The air outside is choked with smoke. He hauls me toward the village square, where the other survivors are being herded. Men are on their knees, bleeding. Women are weeping, clutching their children.

The Orc throws me into the mud at the feet of the other captives. I scramble to my hands and knees, spitting blood. My head swims, but my eyes dart back to my hut. It’s still standing. The door is broken, but they didn't burn it. 

Yokgu is safe. 

"Silence!"

The roar comes from the center of the chaos, but it isn’t the warrior who grabbed me.

The mist at the perimeter of the square parts, and a shadow emerges that makes the other Orcs look like children.

He is massive. Towering nearly seven feet, his breadth blocks out the grey light of the morning. While the other warriors are green, this one is the color of a coming storm—slate-grey, dark and impenetrable. His hair is long, coarse, and black, braided with leather cords that whip in the wind.

But it’s his face that stops my heart.

A gruesome burn scar stretches from his left shoulder, crawling up his neck and consuming the left side of his pectoral, the skin shiny and mottled. And where a natural tusk should be on the left side of his jaw, a jagged prosthetic of black iron curves upward, gleaming dully in the firelight.

He wears a cloak of black fur that looks like it came from a beast that doesn't exist in nature. He carries no weapon in his hands; his mere presence is the weapon.

Chieftain.

The word hangs in the air, unspoken but understood by the terrified vibration of the ground.

He walks into the center of the square, and his subordinates part like water. He moves with a predator’s grace, silent despite his size. But then, a sound cuts through the screams.

Click. Scrape.

He grinds the black iron tusk against his natural tooth. It is a jarring, bone-deep sound, like a shovel hitting a grave marker. The other orcs flinch.

He stops three feet from me. He doesn't look at the burning granary. He doesn't turn to the weeping elder. He looks at the humans huddled in the mud with eyes that are dark, intelligent, and utterly devoid of mercy.

He sniffs the air.

His nostrils flare. He turns his head slowly, scanning the group. His gaze lands on me.

I freeze. I am covered in mud, bleeding from a cut on my temple, small and insignificant. But he stares at me with an intensity that feels like a physical weight. He isn't looking at my body. He is smelling me.

He takes a step closer. The smell of him washes over me—rain on hot stone, and something sharper, dangerous.

"You," he rumbles. His voice is a deep tectonic shift, deep enough to rattle my ribcage. He speaks Common perfectly, with a clipped, harsh efficiency.

I lift my chin. I will not cower. "What do you want?"

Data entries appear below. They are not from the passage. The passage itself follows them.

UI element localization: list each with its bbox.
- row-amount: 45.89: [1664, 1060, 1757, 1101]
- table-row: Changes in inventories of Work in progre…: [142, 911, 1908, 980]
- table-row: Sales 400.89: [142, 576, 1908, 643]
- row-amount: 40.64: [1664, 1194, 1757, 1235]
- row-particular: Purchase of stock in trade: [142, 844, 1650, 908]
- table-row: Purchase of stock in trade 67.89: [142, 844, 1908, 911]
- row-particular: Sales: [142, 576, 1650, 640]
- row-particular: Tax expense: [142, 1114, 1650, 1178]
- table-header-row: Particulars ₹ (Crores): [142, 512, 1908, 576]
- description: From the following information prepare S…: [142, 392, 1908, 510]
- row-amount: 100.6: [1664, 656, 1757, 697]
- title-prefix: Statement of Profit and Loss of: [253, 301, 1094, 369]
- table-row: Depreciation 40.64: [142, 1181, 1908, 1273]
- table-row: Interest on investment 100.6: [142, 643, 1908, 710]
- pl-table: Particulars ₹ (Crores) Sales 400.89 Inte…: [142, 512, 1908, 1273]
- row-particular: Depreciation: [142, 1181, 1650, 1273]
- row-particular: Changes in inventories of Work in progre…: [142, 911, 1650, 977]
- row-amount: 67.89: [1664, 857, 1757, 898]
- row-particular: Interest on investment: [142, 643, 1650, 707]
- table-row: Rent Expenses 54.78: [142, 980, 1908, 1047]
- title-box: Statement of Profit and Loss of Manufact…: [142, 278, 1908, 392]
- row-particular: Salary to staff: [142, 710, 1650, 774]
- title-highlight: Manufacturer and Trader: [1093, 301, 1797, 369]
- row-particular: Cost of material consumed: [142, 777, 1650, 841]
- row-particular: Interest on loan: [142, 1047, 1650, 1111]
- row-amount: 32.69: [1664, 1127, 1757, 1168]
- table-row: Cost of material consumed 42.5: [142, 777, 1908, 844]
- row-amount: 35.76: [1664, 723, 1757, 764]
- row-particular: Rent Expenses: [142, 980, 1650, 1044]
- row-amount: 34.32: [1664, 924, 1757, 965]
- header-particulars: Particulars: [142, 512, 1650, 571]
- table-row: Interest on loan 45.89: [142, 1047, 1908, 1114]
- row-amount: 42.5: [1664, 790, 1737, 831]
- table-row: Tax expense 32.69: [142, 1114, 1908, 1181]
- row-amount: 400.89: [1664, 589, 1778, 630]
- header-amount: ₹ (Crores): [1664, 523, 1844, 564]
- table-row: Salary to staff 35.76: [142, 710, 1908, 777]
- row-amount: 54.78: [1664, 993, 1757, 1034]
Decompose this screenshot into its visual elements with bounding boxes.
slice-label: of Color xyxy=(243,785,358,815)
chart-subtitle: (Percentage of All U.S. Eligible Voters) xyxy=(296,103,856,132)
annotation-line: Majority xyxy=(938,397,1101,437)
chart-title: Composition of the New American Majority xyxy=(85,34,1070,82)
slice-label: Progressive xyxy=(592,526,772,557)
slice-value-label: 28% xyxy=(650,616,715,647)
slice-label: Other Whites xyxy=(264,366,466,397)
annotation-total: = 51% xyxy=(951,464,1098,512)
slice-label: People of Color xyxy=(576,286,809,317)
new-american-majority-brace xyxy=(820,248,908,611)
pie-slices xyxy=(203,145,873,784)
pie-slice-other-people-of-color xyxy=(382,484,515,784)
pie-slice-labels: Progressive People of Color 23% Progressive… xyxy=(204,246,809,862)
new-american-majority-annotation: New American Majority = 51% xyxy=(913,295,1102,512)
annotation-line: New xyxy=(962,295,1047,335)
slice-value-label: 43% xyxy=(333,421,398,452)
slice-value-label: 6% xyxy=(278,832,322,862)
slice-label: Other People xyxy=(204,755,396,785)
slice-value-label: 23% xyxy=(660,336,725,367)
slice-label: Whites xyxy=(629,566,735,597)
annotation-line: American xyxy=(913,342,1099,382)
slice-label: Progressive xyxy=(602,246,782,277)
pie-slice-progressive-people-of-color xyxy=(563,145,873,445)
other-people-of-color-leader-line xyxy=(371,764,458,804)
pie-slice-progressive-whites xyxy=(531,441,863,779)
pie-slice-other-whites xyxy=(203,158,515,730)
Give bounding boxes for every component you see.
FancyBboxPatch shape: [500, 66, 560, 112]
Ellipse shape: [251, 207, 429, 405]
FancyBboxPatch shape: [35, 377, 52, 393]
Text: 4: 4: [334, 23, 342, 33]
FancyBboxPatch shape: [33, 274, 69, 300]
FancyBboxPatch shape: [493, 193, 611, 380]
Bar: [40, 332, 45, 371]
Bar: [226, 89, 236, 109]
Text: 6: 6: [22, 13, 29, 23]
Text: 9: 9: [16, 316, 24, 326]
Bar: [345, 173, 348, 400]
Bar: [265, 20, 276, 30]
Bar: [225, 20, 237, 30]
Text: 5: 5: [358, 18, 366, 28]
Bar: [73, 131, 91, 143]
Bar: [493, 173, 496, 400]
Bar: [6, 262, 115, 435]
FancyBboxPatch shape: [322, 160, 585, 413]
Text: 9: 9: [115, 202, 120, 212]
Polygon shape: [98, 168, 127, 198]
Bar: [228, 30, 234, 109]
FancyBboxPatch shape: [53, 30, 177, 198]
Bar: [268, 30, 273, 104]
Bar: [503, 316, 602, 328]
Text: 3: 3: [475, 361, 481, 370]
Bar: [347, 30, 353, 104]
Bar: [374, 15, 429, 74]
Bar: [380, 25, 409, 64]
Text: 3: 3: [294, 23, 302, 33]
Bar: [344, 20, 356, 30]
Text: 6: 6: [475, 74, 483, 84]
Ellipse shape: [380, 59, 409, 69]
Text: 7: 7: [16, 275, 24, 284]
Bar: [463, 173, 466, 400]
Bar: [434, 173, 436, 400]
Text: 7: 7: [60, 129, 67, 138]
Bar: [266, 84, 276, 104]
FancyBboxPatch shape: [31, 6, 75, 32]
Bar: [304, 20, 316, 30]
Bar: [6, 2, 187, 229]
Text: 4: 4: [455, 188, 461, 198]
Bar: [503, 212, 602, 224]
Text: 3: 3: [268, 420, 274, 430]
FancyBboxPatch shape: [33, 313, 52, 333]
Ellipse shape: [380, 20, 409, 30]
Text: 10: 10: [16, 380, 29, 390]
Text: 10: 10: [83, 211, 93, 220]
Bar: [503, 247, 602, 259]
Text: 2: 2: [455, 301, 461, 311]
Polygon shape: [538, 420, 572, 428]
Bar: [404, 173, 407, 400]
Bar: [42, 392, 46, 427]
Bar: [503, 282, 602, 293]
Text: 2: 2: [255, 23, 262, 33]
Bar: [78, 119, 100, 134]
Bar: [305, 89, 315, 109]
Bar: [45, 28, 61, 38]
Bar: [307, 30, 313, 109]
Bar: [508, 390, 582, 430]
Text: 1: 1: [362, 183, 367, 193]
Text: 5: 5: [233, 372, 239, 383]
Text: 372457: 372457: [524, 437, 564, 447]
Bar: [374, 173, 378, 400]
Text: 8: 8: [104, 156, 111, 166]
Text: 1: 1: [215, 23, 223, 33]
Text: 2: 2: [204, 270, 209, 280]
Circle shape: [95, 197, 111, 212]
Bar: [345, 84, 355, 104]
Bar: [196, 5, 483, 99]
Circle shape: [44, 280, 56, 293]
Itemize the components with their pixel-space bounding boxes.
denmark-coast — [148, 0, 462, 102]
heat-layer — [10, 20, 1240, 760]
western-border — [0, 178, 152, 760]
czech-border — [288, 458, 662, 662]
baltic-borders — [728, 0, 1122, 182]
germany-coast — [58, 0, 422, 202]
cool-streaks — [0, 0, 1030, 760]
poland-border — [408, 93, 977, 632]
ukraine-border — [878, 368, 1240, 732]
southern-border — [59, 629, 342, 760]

His eyes narrow. He looks at my hands, stained with berry juice and herbs. Then he looks at my chest, where I clasped Yokgu moments ago.

He leans down. He is so close I can feel the heat radiating from his massive frame. He inhales deeply near my neck.

"Lavender," he says. The word sounds like an accusation. "And sickness. Orc."

My blood turns to ice.

He straightens up, his slate-grey face unreadable, cold as the iron in his jaw. He turns away from me, looking toward the edge of the village.

Toward my hut.

"The scent is stale on her," he says to the warrior who dragged me out. "But fresh there."

He raises a massive, scarred hand and points a finger directly at the dark doorway of my home.

"Tear up the floorboards," the Chieftain commands, the click-scrape of his tusk punctuating the order like a death knell. "Bring the boy out."